Teachers’ reading habits go beyond utilitarian desires to earn a livable wage and stay out of prison. Teaching literacy at school without continuing the craft of reading is like being the business professor who never worked in business or the education professor who never taught anything except how to teach. If we do not read often, we lose touch with why reading matters, and we will lack any real and honest answer when that too-smart student asks, “Why do we have to do this? Will I really have to read outside of school?”
At least two answers to that student’s smart-aleck questions come to mind. Contemporary writer Jonathan Franzen in his essay “Why Bother?” gives us one: “That I could find company and consolation and hope in an object pulled almost at random from a bookshelf—felt akin to an instance of religious grace.” Reading and synthesizing what we read can not only feel transcendent, but it is also an essential part of making and finding meaning in our lives. And teachers need purpose and coherence as much as anyone does, especially during the spring, as we limp to the finish line of another school year and ask ourselves why we take this work on, year after year.
Robert Coles, author of The Call to Stories, gives us another reason to keep reading. He tells the story of an Ivy League student who begins to take his reading more seriously as he wades into Ralph Ellison’s Invisible Man and other classic literature. As he probed the intricacy of good stories, he asked questions that made even his teacher uncomfortable:
There are times when I think the entire exercise is pretty strange. I get an A on a paper about poor Jude Fawley or Dr. Lydgate’s moral decline, when the point is that I am exactly like those Oxford students who ignored Jude, and I’m probably headed in Lydgate’s direction myself. Why don’t all of us—the teachers and the students—try to take these books to heart, not just analyze them and then go on to the next book. We may be smarter, but are we better?
Can we really become better by reading and taking “these books to heart”? Coles, a child psychologist, must have thought so, as he agreed to meet with Ruby Bridges—the first African American girl to attempt school integration in the south—for free.
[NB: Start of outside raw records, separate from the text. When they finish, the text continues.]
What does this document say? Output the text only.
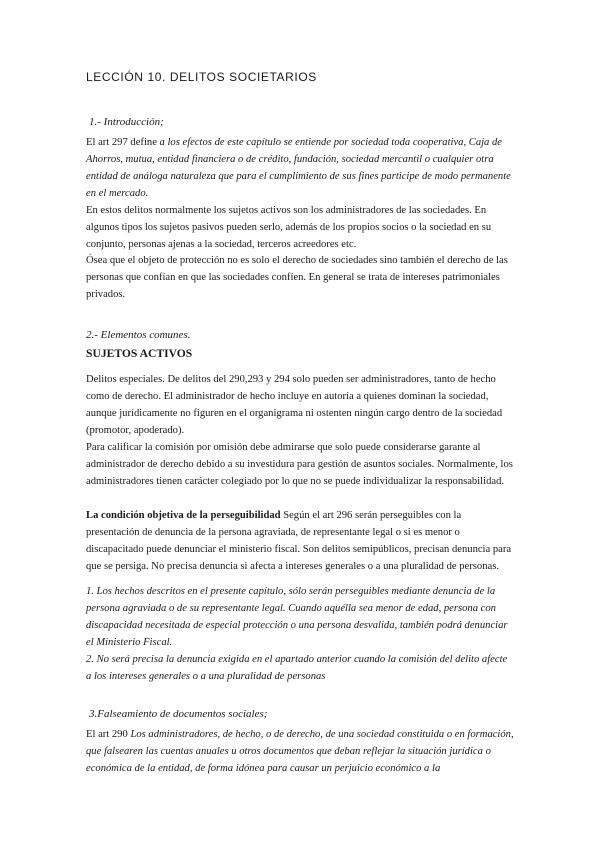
LECCIÓN 10. DELITOS SOCIETARIOS
1.- Introducción;

El art 297 define a los efectos de este capítulo se entiende por sociedad toda cooperativa, Caja de Ahorros, mutua, entidad financiera o de crédito, fundación, sociedad mercantil o cualquier otra entidad de análoga naturaleza que para el cumplimiento de sus fines participe de modo permanente en el mercado.

En estos delitos normalmente los sujetos activos son los administradores de las sociedades. En algunos tipos los sujetos pasivos pueden serlo, además de los propios socios o la sociedad en su conjunto, personas ajenas a la sociedad, terceros acreedores etc.

Ósea que el objeto de protección no es solo el derecho de sociedades sino también el derecho de las personas que confían en que las sociedades confíen. En general se trata de intereses patrimoniales privados.

2.- Elementos comunes.
SUJETOS ACTIVOS

Delitos especiales. De delitos del 290,293 y 294 solo pueden ser administradores, tanto de hecho como de derecho. El administrador de hecho incluye en autoría a quienes dominan la sociedad, aunque jurídicamente no figuren en el organigrama ni ostenten ningún cargo dentro de la sociedad (promotor, apoderado).

Para calificar la comisión por omisión debe admirarse que solo puede considerarse garante al administrador de derecho debido a su investidura para gestión de asuntos sociales. Normalmente, los administradores tienen carácter colegiado por lo que no se puede individualizar la responsabilidad.

La condición objetiva de la perseguibilidad Según el art 296 serán perseguibles con la presentación de denuncia de la persona agraviada, de representante legal o si es menor o discapacitado puede denunciar el ministerio fiscal. Son delitos semipúblicos, precisan denuncia para que se persiga. No precisa denuncia si afecta a intereses generales o a una pluralidad de personas.

1. Los hechos descritos en el presente capítulo, sólo serán perseguibles mediante denuncia de la persona agraviada o de su representante legal. Cuando aquélla sea menor de edad, persona con discapacidad necesitada de especial protección o una persona desvalida, también podrá denunciar el Ministerio Fiscal.

2. No será precisa la denuncia exigida en el apartado anterior cuando la comisión del delito afecte a los intereses generales o a una pluralidad de personas

3.Falseamiento de documentos sociales;

El art 290 Los administradores, de hecho, o de derecho, de una sociedad constituida o en formación, que falsearen las cuentas anuales u otros documentos que deban reflejar la situación jurídica o económica de la entidad, de forma idónea para causar un perjuicio económico a la
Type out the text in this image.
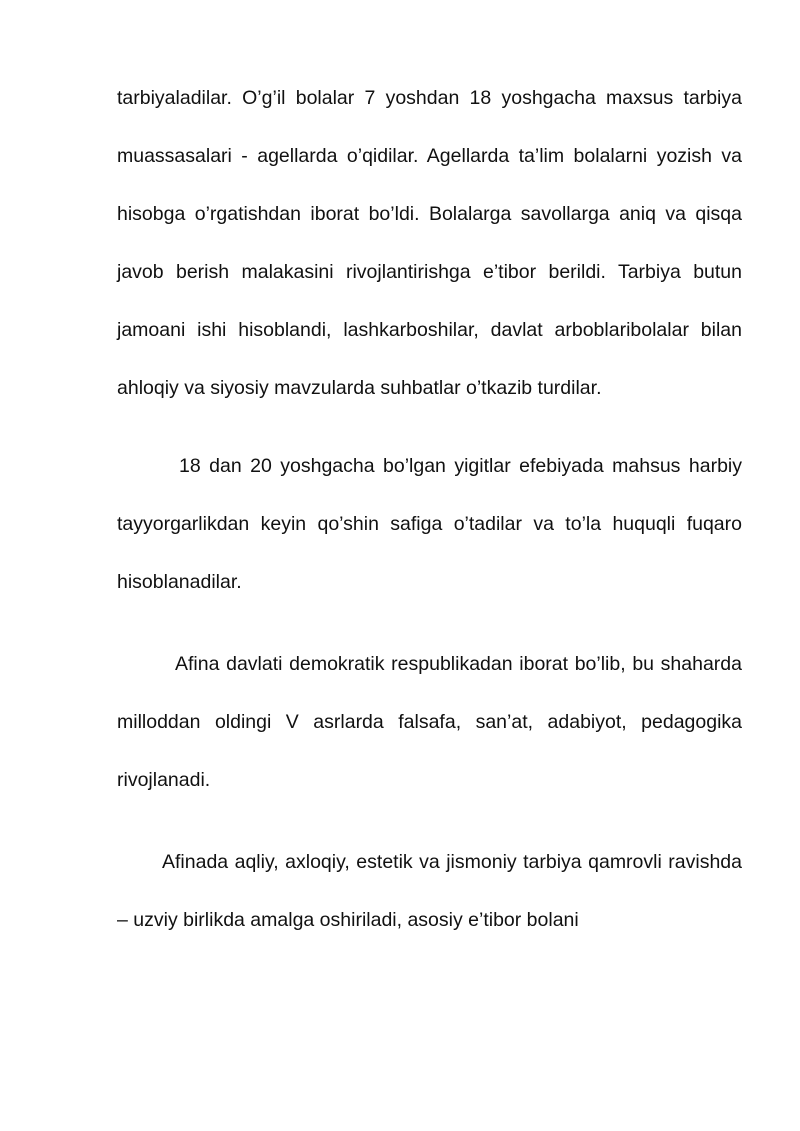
tarbiyaladilar. O’g’il bolalar 7 yoshdan 18 yoshgacha maxsus tarbiya muassasalari - agellarda o’qidilar. Agellarda ta’lim bolalarni yozish va hisobga o’rgatishdan iborat bo’ldi. Bolalarga savollarga aniq va qisqa javob berish malakasini rivojlantirishga e’tibor berildi. Tarbiya butun jamoani ishi hisoblandi, lashkarboshilar, davlat arboblaribolalar bilan ahloqiy va siyosiy mavzularda suhbatlar o’tkazib turdilar.

18 dan 20 yoshgacha bo’lgan yigitlar efebiyada mahsus harbiy tayyorgarlikdan keyin qo’shin safiga o’tadilar va to’la huquqli fuqaro hisoblanadilar.

Afina davlati demokratik respublikadan iborat bo’lib, bu shaharda milloddan oldingi V asrlarda falsafa, san’at, adabiyot, pedagogika rivojlanadi.

Afinada aqliy, axloqiy, estetik va jismoniy tarbiya qamrovli ravishda – uzviy birlikda amalga oshiriladi, asosiy e’tibor bolani
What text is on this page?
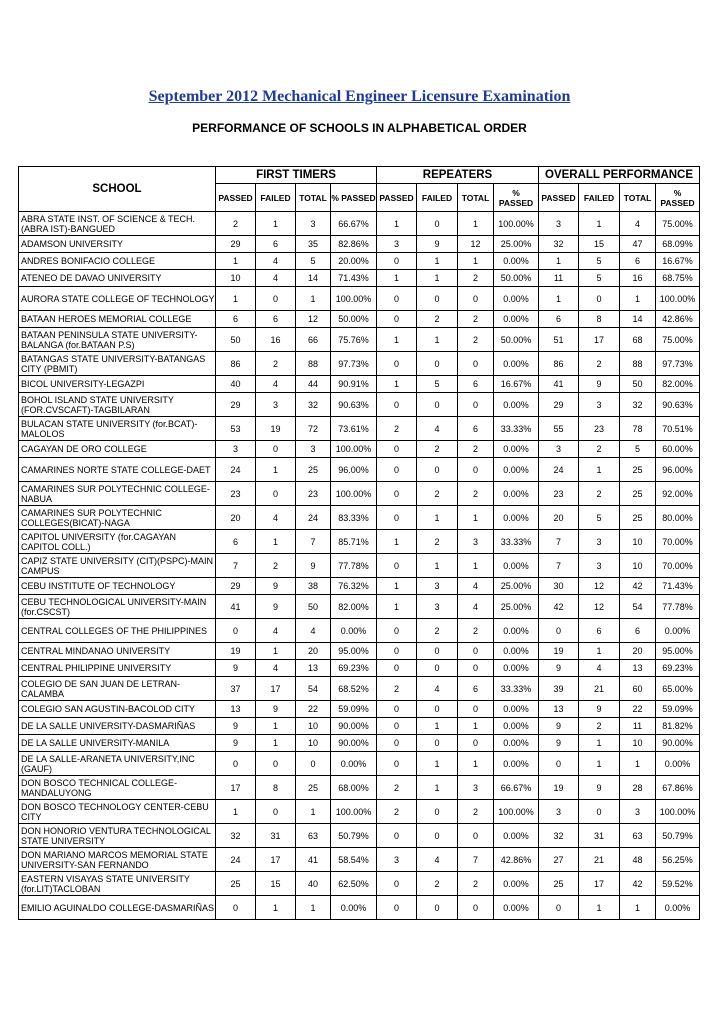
September 2012 Mechanical Engineer Licensure Examination
PERFORMANCE OF SCHOOLS IN ALPHABETICAL ORDER
SCHOOL	FIRST TIMERS				REPEATERS				OVERALL PERFORMANCE			
	PASSED	FAILED	TOTAL	% PASSED	PASSED	FAILED	TOTAL	% PASSED	PASSED	FAILED	TOTAL	% PASSED
ABRA STATE INST. OF SCIENCE & TECH.(ABRA IST)-BANGUED	2	1	3	66.67%	1	0	1	100.00%	3	1	4	75.00%
ADAMSON UNIVERSITY	29	6	35	82.86%	3	9	12	25.00%	32	15	47	68.09%
ANDRES BONIFACIO COLLEGE	1	4	5	20.00%	0	1	1	0.00%	1	5	6	16.67%
ATENEO DE DAVAO UNIVERSITY	10	4	14	71.43%	1	1	2	50.00%	11	5	16	68.75%
AURORA STATE COLLEGE OF TECHNOLOGY	1	0	1	100.00%	0	0	0	0.00%	1	0	1	100.00%
BATAAN HEROES MEMORIAL COLLEGE	6	6	12	50.00%	0	2	2	0.00%	6	8	14	42.86%
BATAAN PENINSULA STATE UNIVERSITY-BALANGA (for.BATAAN P.S)	50	16	66	75.76%	1	1	2	50.00%	51	17	68	75.00%
BATANGAS STATE UNIVERSITY-BATANGAS CITY (PBMIT)	86	2	88	97.73%	0	0	0	0.00%	86	2	88	97.73%
BICOL UNIVERSITY-LEGAZPI	40	4	44	90.91%	1	5	6	16.67%	41	9	50	82.00%
BOHOL ISLAND STATE UNIVERSITY (FOR.CVSCAFT)-TAGBILARAN	29	3	32	90.63%	0	0	0	0.00%	29	3	32	90.63%
BULACAN STATE UNIVERSITY (for.BCAT)-MALOLOS	53	19	72	73.61%	2	4	6	33.33%	55	23	78	70.51%
CAGAYAN DE ORO COLLEGE	3	0	3	100.00%	0	2	2	0.00%	3	2	5	60.00%
CAMARINES NORTE STATE COLLEGE-DAET	24	1	25	96.00%	0	0	0	0.00%	24	1	25	96.00%
CAMARINES SUR POLYTECHNIC COLLEGE-NABUA	23	0	23	100.00%	0	2	2	0.00%	23	2	25	92.00%
CAMARINES SUR POLYTECHNIC COLLEGES(BICAT)-NAGA	20	4	24	83.33%	0	1	1	0.00%	20	5	25	80.00%
CAPITOL UNIVERSITY (for.CAGAYAN CAPITOL COLL.)	6	1	7	85.71%	1	2	3	33.33%	7	3	10	70.00%
CAPIZ STATE UNIVERSITY (CIT)(PSPC)-MAIN CAMPUS	7	2	9	77.78%	0	1	1	0.00%	7	3	10	70.00%
CEBU INSTITUTE OF TECHNOLOGY	29	9	38	76.32%	1	3	4	25.00%	30	12	42	71.43%
CEBU TECHNOLOGICAL UNIVERSITY-MAIN (for.CSCST)	41	9	50	82.00%	1	3	4	25.00%	42	12	54	77.78%
CENTRAL COLLEGES OF THE PHILIPPINES	0	4	4	0.00%	0	2	2	0.00%	0	6	6	0.00%
CENTRAL MINDANAO UNIVERSITY	19	1	20	95.00%	0	0	0	0.00%	19	1	20	95.00%
CENTRAL PHILIPPINE UNIVERSITY	9	4	13	69.23%	0	0	0	0.00%	9	4	13	69.23%
COLEGIO DE SAN JUAN DE LETRAN-CALAMBA	37	17	54	68.52%	2	4	6	33.33%	39	21	60	65.00%
COLEGIO SAN AGUSTIN-BACOLOD CITY	13	9	22	59.09%	0	0	0	0.00%	13	9	22	59.09%
DE LA SALLE UNIVERSITY-DASMARIÑAS	9	1	10	90.00%	0	1	1	0.00%	9	2	11	81.82%
DE LA SALLE UNIVERSITY-MANILA	9	1	10	90.00%	0	0	0	0.00%	9	1	10	90.00%
DE LA SALLE-ARANETA UNIVERSITY,INC (GAUF)	0	0	0	0.00%	0	1	1	0.00%	0	1	1	0.00%
DON BOSCO TECHNICAL COLLEGE-MANDALUYONG	17	8	25	68.00%	2	1	3	66.67%	19	9	28	67.86%
DON BOSCO TECHNOLOGY CENTER-CEBU CITY	1	0	1	100.00%	2	0	2	100.00%	3	0	3	100.00%
DON HONORIO VENTURA TECHNOLOGICAL STATE UNIVERSITY	32	31	63	50.79%	0	0	0	0.00%	32	31	63	50.79%
DON MARIANO MARCOS MEMORIAL STATE UNIVERSITY-SAN FERNANDO	24	17	41	58.54%	3	4	7	42.86%	27	21	48	56.25%
EASTERN VISAYAS STATE UNIVERSITY (for.LIT)TACLOBAN	25	15	40	62.50%	0	2	2	0.00%	25	17	42	59.52%
EMILIO AGUINALDO COLLEGE-DASMARIÑAS	0	1	1	0.00%	0	0	0	0.00%	0	1	1	0.00%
My own experience confirms the betterment that reading and writing can bring to a life. Harper Lee’s To Kill a Mockingbird taught me that people with integrity resist society when it mandates that which is not right. Barbara Kingsolver’s The Poisonwood Bible reminded me of the limits of my own cultural and religious authority. Wendell Berry’s Jayber Crow warned me about the implications of personal and societal decisions that further disintegrate local communities. These are just a few of the books that have become what Coles calls “a continuing presence in our lives.”
It is not an exaggeration to suggest that these books have made me “better,” both as a teacher and as a person. May it also be so for you.